Hal Gerrish, a hurricane forecaster National Hurricane Center, said there has been no important change in the storm since Sunday.
Gerrish said it was still impossible to tell whether the storm would have an impact on Pope John Paul II’s planned trip to Miami on Sept. 10-11.
″You’re looking at the peak of hurricane season then,″ he said. ″Our peak activity takes place at that time.″
At 10:30 p.m. EDT, the storm was located about 1,000 miles west of the Cape Verde islands with top winds at 35 mph.
The storm system’s winds were just 4 mph less than the definition of a tropical storm mph, and forecaster Bob Case said conditions were right for it to build.
The system, the sixth depression of the 1987 Atlantic hurricane season, was expected to maintain its current speed and direction.
The Hurricane Center earlier predicted it would strengthen and be named Tropical Storm Cindy.
Because of the depression’s distance from shore, it will be two or three days before forecasters can send a plane out for direct observation.
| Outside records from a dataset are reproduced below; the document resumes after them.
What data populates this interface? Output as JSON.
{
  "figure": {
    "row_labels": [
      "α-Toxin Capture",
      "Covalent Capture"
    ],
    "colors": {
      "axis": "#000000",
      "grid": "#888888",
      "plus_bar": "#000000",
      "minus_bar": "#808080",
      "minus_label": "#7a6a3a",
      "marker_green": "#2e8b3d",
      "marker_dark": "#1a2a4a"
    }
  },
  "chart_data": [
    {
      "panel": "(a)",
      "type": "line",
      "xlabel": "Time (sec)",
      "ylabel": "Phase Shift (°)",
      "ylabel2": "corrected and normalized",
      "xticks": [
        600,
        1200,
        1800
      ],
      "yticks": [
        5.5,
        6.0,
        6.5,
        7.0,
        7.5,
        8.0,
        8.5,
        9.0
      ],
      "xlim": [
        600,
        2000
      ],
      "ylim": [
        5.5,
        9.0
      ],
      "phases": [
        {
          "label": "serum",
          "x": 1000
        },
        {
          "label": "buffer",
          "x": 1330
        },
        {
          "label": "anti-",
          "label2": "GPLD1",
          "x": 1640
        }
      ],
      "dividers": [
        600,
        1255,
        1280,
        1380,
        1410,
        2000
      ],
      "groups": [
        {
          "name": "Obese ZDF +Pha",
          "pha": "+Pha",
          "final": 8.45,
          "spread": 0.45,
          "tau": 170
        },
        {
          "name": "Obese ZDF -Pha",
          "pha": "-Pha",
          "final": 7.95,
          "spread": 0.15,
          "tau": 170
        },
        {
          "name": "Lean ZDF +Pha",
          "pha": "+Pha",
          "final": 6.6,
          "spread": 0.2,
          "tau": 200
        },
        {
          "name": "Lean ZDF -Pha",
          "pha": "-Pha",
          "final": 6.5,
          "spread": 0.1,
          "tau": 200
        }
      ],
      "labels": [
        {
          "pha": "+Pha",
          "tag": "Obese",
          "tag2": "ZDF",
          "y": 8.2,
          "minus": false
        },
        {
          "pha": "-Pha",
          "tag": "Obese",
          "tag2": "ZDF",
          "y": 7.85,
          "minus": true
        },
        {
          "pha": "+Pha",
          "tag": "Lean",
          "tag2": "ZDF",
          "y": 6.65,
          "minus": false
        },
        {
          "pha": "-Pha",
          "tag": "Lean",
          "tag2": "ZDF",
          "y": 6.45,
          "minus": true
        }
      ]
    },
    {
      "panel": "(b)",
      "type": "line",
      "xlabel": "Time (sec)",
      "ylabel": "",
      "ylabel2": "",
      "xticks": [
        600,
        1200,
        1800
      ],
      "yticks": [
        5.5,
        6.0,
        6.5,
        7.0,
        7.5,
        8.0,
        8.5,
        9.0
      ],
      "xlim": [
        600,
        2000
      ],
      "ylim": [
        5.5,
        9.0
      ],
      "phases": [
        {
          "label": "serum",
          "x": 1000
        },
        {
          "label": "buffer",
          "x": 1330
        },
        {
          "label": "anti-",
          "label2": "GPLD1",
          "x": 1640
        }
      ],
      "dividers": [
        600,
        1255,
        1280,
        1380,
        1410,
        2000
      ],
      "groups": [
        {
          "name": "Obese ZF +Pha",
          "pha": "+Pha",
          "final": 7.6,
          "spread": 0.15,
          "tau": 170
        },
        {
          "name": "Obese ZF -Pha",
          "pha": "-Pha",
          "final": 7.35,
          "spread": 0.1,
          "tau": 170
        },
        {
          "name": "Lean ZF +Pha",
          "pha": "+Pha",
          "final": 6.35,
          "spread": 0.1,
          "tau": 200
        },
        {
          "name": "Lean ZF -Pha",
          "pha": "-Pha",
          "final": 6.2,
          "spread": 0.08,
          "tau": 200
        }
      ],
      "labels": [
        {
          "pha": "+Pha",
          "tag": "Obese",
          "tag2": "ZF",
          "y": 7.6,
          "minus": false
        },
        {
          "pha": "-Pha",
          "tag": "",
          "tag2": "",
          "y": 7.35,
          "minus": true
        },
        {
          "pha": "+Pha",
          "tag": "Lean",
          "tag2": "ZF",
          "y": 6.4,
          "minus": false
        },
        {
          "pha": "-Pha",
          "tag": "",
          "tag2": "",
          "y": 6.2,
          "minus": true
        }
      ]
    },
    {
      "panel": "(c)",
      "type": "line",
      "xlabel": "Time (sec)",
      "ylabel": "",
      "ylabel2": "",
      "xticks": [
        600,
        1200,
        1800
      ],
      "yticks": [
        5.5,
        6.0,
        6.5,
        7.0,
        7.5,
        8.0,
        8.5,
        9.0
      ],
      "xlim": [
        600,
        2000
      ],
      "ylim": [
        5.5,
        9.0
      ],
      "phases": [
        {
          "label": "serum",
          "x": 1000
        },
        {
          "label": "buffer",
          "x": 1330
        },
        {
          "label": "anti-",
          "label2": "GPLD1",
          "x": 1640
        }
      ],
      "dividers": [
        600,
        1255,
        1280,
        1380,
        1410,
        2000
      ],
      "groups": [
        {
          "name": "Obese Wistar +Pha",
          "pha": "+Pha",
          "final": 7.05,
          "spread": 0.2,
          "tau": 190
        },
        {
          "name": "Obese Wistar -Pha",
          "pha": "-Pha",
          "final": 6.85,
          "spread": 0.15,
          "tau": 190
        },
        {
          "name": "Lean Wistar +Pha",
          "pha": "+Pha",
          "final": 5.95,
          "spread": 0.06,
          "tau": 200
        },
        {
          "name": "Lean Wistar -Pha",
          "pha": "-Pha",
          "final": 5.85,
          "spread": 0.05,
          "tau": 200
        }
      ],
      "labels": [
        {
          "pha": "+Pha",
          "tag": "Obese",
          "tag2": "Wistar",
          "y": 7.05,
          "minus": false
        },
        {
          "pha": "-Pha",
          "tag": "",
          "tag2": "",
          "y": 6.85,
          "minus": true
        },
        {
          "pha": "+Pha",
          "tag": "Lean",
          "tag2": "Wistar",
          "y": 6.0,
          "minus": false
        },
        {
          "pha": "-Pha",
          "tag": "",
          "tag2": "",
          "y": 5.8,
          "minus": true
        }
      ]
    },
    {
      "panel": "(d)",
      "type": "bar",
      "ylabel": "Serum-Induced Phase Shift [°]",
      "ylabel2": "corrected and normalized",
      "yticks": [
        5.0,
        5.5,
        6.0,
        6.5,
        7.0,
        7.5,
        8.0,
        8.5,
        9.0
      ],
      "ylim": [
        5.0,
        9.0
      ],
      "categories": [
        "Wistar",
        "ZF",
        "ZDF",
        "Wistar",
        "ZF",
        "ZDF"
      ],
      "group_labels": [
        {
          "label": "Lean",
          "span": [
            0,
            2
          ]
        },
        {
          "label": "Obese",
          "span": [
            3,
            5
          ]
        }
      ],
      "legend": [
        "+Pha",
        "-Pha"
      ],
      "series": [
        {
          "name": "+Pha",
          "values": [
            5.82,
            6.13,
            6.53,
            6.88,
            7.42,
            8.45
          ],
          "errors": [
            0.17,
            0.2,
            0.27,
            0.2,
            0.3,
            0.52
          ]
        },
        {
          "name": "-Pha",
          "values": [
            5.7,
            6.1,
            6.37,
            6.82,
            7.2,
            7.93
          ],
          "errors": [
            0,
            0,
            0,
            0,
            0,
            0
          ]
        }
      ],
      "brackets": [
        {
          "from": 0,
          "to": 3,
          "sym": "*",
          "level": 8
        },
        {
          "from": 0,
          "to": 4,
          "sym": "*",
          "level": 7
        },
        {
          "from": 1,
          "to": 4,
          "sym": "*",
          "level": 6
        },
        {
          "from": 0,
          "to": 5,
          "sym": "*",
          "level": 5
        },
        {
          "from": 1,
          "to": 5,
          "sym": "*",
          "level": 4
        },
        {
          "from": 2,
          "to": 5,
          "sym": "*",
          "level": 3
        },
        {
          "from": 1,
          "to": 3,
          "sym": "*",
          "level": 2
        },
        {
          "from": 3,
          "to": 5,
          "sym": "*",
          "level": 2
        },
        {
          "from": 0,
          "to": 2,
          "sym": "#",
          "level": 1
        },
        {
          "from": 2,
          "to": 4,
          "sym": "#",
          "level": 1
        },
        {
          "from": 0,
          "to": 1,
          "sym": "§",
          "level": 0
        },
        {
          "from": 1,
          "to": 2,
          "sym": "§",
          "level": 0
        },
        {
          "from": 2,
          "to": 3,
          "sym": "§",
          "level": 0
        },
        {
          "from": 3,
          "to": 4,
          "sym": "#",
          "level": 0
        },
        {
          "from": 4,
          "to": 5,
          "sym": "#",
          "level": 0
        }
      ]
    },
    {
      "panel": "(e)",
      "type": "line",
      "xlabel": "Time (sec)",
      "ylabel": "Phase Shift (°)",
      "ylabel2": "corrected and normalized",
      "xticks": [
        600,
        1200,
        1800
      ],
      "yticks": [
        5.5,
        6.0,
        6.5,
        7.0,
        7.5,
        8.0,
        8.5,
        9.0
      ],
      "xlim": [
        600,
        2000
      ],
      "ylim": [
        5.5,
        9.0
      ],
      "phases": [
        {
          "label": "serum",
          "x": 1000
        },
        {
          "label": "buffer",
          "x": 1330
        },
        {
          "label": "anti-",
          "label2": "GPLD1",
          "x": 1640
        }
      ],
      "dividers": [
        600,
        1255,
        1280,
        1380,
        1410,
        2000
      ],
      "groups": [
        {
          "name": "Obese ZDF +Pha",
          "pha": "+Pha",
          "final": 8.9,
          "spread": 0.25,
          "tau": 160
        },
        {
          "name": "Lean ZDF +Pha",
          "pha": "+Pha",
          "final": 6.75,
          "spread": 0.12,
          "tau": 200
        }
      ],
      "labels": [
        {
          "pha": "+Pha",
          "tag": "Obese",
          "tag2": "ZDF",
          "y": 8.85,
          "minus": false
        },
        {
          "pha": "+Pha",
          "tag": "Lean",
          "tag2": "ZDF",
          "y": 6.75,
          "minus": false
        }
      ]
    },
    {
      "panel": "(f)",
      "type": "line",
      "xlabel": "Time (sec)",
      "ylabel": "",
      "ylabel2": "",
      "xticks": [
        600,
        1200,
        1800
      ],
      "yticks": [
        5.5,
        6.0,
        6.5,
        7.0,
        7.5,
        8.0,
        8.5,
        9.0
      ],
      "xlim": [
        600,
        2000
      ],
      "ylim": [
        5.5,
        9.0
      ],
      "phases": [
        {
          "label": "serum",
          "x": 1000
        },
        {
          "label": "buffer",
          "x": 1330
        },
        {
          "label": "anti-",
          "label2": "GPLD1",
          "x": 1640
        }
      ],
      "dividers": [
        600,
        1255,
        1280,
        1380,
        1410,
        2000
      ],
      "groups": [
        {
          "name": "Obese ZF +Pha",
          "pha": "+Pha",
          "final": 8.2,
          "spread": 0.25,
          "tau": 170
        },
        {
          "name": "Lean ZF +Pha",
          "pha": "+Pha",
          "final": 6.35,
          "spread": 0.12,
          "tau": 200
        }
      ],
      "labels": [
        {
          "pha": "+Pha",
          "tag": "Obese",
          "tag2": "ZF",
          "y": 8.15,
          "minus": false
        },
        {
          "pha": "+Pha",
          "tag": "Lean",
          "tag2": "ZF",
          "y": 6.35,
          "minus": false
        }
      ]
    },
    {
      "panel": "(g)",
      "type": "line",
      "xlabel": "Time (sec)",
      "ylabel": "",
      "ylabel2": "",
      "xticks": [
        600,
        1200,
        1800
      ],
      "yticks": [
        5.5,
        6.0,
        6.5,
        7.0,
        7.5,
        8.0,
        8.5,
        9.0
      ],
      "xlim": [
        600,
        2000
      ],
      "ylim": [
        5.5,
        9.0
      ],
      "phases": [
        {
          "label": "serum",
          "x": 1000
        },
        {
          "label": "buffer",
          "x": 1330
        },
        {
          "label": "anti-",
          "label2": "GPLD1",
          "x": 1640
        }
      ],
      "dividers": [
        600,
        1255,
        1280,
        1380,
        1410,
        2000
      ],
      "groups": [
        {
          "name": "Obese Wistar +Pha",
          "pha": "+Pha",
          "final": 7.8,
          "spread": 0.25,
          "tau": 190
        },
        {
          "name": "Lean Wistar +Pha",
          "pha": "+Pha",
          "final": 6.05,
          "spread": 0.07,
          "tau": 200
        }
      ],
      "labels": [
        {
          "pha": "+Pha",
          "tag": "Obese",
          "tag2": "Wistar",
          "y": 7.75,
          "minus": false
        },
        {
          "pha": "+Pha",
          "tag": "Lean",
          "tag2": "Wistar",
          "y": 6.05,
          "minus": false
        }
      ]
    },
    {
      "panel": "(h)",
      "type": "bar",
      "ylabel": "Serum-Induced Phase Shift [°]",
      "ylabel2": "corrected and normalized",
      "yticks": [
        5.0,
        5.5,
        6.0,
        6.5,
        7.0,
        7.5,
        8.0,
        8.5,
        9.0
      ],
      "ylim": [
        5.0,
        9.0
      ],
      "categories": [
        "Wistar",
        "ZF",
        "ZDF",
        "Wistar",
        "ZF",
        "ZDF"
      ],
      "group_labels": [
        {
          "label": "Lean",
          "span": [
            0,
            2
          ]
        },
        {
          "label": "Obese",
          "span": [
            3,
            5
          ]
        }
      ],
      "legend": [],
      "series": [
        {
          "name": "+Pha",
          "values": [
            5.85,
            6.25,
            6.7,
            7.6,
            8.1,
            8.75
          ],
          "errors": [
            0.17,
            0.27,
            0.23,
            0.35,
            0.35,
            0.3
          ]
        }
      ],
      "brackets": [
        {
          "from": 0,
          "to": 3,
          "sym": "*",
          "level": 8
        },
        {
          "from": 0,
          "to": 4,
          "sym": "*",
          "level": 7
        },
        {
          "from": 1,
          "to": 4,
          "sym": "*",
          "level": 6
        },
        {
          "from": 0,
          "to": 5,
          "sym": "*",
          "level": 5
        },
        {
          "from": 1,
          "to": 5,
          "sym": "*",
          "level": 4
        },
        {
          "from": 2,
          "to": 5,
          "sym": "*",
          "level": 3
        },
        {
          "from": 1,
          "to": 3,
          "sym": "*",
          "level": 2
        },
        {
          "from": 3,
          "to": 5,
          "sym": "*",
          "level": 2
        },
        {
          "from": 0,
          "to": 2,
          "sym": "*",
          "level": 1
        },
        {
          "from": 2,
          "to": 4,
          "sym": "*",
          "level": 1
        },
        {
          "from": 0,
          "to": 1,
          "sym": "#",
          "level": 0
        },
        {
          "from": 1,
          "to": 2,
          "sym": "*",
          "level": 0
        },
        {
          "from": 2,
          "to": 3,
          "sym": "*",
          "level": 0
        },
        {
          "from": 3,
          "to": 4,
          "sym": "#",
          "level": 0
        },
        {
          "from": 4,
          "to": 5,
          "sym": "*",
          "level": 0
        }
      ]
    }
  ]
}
Until then they will have to rely on satellite photos, said Case.
The depression is not a threat to land, and there are few ships in the area, Case said.
This year’s first tropical storm, Arlene, became a hurricane in August but never hit land and dissipated Aug. 24 after wandering northeast in the Atlantic Ocean.
August’s Tropical Storm Bret also dwindled into a rain storm on Aug. 24.